Higher tree diversity reduces critical slowing down in the Amazon forest

Abstract. The Amazon forest is influenced by strong feedback loops between its biotic and abiotic components. Local forest loss increases CO₂ emissions, which, in turn, drives climate change, raising temperatures and reducing rainfall, causing further forest loss. Additionally, forest loss disrupts important forest-rainfall cycles, threatening the overall forest stability. These feedbacks make the system vulnerable to tipping points, where parts of the forest could transition to a degraded state. Critical slowing down is an early warning indicator for approaching tipping points, as it indicates slower recovery to short-term disturbances. However, the role of tree species diversity in this process is yet to be clarified. Furthermore, it is highly uncertain how the relation between tree species diversity and critical slowing down varies with spatial scales. To examine how tree species diversity impacts critical slowing down across multiple spatial scales, we used modelled tree species diversity data at the alpha (local), beta (asynchrony across local communities), and gamma (regional) scales.
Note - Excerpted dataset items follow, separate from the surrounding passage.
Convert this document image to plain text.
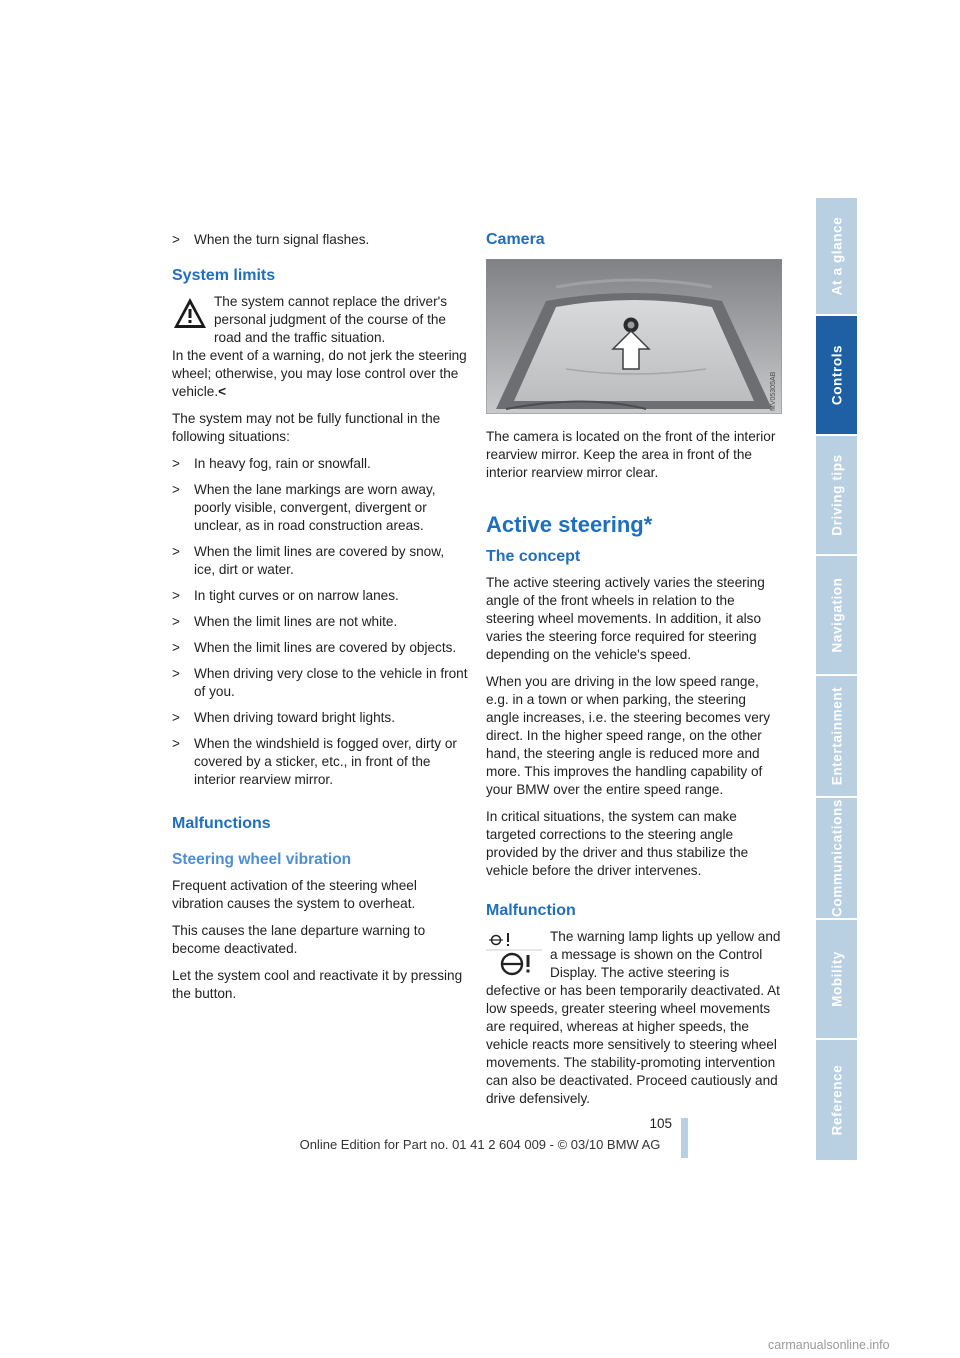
> When the turn signal flashes.
System limits

The system cannot replace the driver's personal judgment of the course of the road and the traffic situation.

In the event of a warning, do not jerk the steering wheel; otherwise, you may lose control over the vehicle.<

The system may not be fully functional in the following situations:

> In heavy fog, rain or snowfall.
> When the lane markings are worn away, poorly visible, convergent, divergent or unclear, as in road construction areas.
> When the limit lines are covered by snow, ice, dirt or water.
> In tight curves or on narrow lanes.
> When the limit lines are not white.
> When the limit lines are covered by objects.
> When driving very close to the vehicle in front of you.
> When driving toward bright lights.
> When the windshield is fogged over, dirty or covered by a sticker, etc., in front of the interior rearview mirror.
Malfunctions
Steering wheel vibration

Frequent activation of the steering wheel vibration causes the system to overheat.

This causes the lane departure warning to become deactivated.

Let the system cool and reactivate it by pressing the button.

Camera
MV05305AB

The camera is located on the front of the interior rearview mirror. Keep the area in front of the interior rearview mirror clear.

Active steering*
The concept

The active steering actively varies the steering angle of the front wheels in relation to the steering wheel movements. In addition, it also varies the steering force required for steering depending on the vehicle's speed.

When you are driving in the low speed range, e.g. in a town or when parking, the steering angle increases, i.e. the steering becomes very direct. In the higher speed range, on the other hand, the steering angle is reduced more and more. This improves the handling capability of your BMW over the entire speed range.

In critical situations, the system can make targeted corrections to the steering angle provided by the driver and thus stabilize the vehicle before the driver intervenes.

Malfunction

The warning lamp lights up yellow and a message is shown on the Control Display. The active steering is defective or has been temporarily deactivated. At low speeds, greater steering wheel movements are required, whereas at higher speeds, the vehicle reacts more sensitively to steering wheel movements. The stability-promoting intervention can also be deactivated. Proceed cautiously and drive defensively.

At a glance
Controls
Driving tips
Navigation
Entertainment
Communications
Mobility
Reference
105
Online Edition for Part no. 01 41 2 604 009 - © 03/10 BMW AG
carmanualsonline.info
We quantified critical slowing down on the same scales using temporal autocorrelation trends in monthly satellite-derived vegetation productivity time series over 2001–2019. Our findings reveal more pronounced slowing down at the alpha level (25 km²) compared to the gamma level (209,903 km²), indicating that Amazonian tipping points are more likely to occur locally than regionally or basin-wide. We also observe significant but weak positive linear relationships between tree species diversity and stability at both alpha and beta scales. This emphasizes both the importance of biodiversity conservation at multiple spatial scales and the complexity of understanding the stability of the Amazon forest.